Thousands said their goodbyes to former governor Ann Richards at a memorials service in Austin, remembering a strong, vibrant woman who changed the face of politics in Texas, and had fun doing it. Here’s more from Houston Public Radio’s Jack Williams.
In Houston, bells tolled at churches across the city as family and friends of the iconic figure celebrated her life in Austin, just down the street from where Richards left her mark on politics as one of the state’s most memorable governors. Former Dallas Mayor Ron Kirk served at Texas Secretary of State under Richards in 1994.
“She understood that for girls and for boys who were of color and for poor people and those who had overcome addictions, it wasn’t just enough to be at the table, that we had to show Texas that we could govern. And we were led by a woman with the fiercest blue eyes, the most infectious smile, the most unfailing wit and the deepest love of this state of any woman I have ever known.”
Her longtime friend, syndicated columnist Liz Smith recounted times in recent years after Richards moved from Texas to New York City and the attention she’d get there.
“I voted for you governor, someone from New Jersey would say. She’d say, I never ran for office in New Jersey. I said, yes, but Ann, they feel like you should have. If Ann could have just shaken hands with every legitimate voter in America, I think she could have been elected president or anything else she wanted to be.”
A video tribute to Richards showed her with some of the nation’s most powerful leaders, but also showed her in quieter moments with her family. Former San Antonio Mayor and HUD Secretary Henry Cisneros says Richards was a difference maker.

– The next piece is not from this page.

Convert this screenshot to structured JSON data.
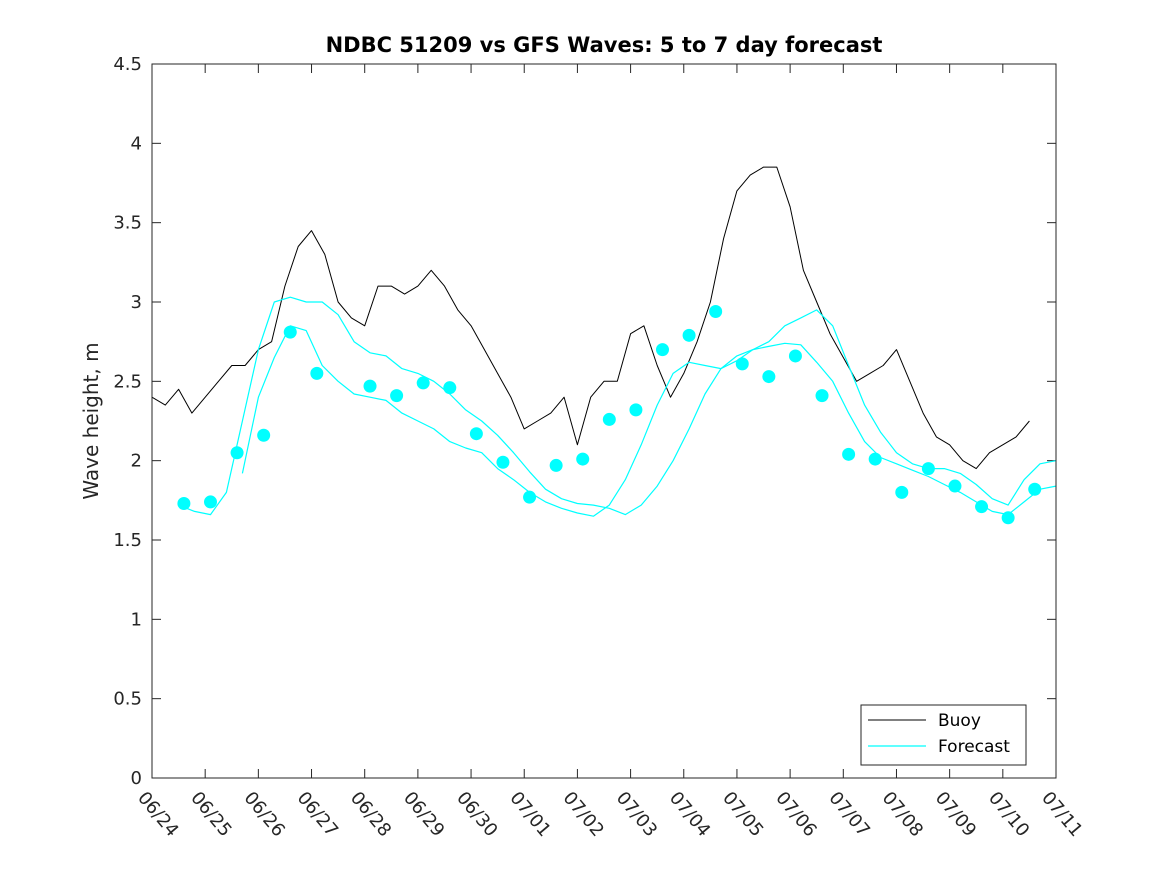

“A grandmother, a teacher, a friend, a sister to many, a leader and our governor, she made a big difference with her life.”
Former First Lady and New York Senator Hillary Rodham Clinton thanked Richards for opening doors for women and minorities in politics.
“We’ll miss her, but she’s not ever going to be forgotten. The best way that we can honor her memory is by taking up her challenge, open up every door that is blocked. Love and laugh so that when your time on this earth is done, whenever that might be, people will say that was a life well lived.”
Richards died last week of cancer and was buried at the State Cemetary in Austin. She was 73 years old.